Wrangled by Mads Andersen and Michal Helik, Mitro retained possession for longer than he really should’ve and with options in clear space, he couldn’t offload before being robbed. There were various instances where he could’ve slipped teammates into striking positions but he was oblivious, and while his collaborative understanding has developed, his intransigence in advantageous areas undermined the purpose behind Fulham’s offensive phases. 35 goals is an unreal return, of course, but his record-breaking expertise made him Barnsley’s prime focal point, as it is with every given opponent, so with all eyes fixed on him, Mitro had to adapt his game and displeasingly, he didn’t.

It’s the other Robinson

The ponderous pause between the supposed infringement and awarding Barnsley a ghost penalty, it reeks of indecision and Tim Robinson should know that he’s a snivelling fraudster that isn’t validated in his hesitant position of authority. Usually, it’s the other Robinson that attracts a deluge of criticism but in the early kick-off, the game was marred by Antonee’s feckless namesake, a saboteur that doesn’t have the bollocks to make the right call, or even challenge his colleagues in order to iron out vague transgressions indiscriminately. Plaster Robinson’s mugshot across town, muddy his name on social media, he’s a crooked deserter of reasoning and he is the epitome of everything that’s wrong with the EFL’s officiating standards.

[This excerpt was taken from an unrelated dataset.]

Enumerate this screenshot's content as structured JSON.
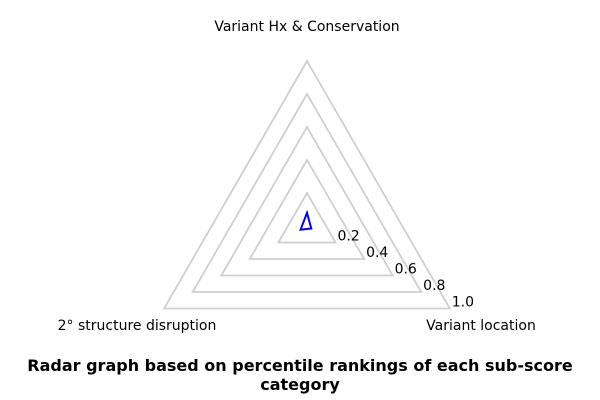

The fiasco leading to the hosts’ contentious penalty was smeared with plausible reasons to halt play. I have no idea what the fuck Tosin Adarabioyo was trying to achieve by taking a physical Carlton Morris for a dance but he was being held by Barnsley’s striker, and even as Morris folded to the deck, he still had a fist full of jersey. In real time, as Tosin attempted to get goal-side, contact could maybe have been assumed but upon closer inspection, there wasn’t a foul, at all, and it’s clear that Morris was biding his time before simulating an entanglement. How the referee, linesmen or 4th official didn’t have a better view of the matter, or opinion, is bemusing but wholly expected. Nobody who’s seen the sorry state of affairs is in agreement with Robinson, it was an atrocious call and to make things worse, he ignored an actual foul on Rodrigo Muniz in extra time, just before Wilson headed wide. Inconsistencies, inadequacies, this game had it all and I’m sick to death with alleged professionals and their overt incompetence.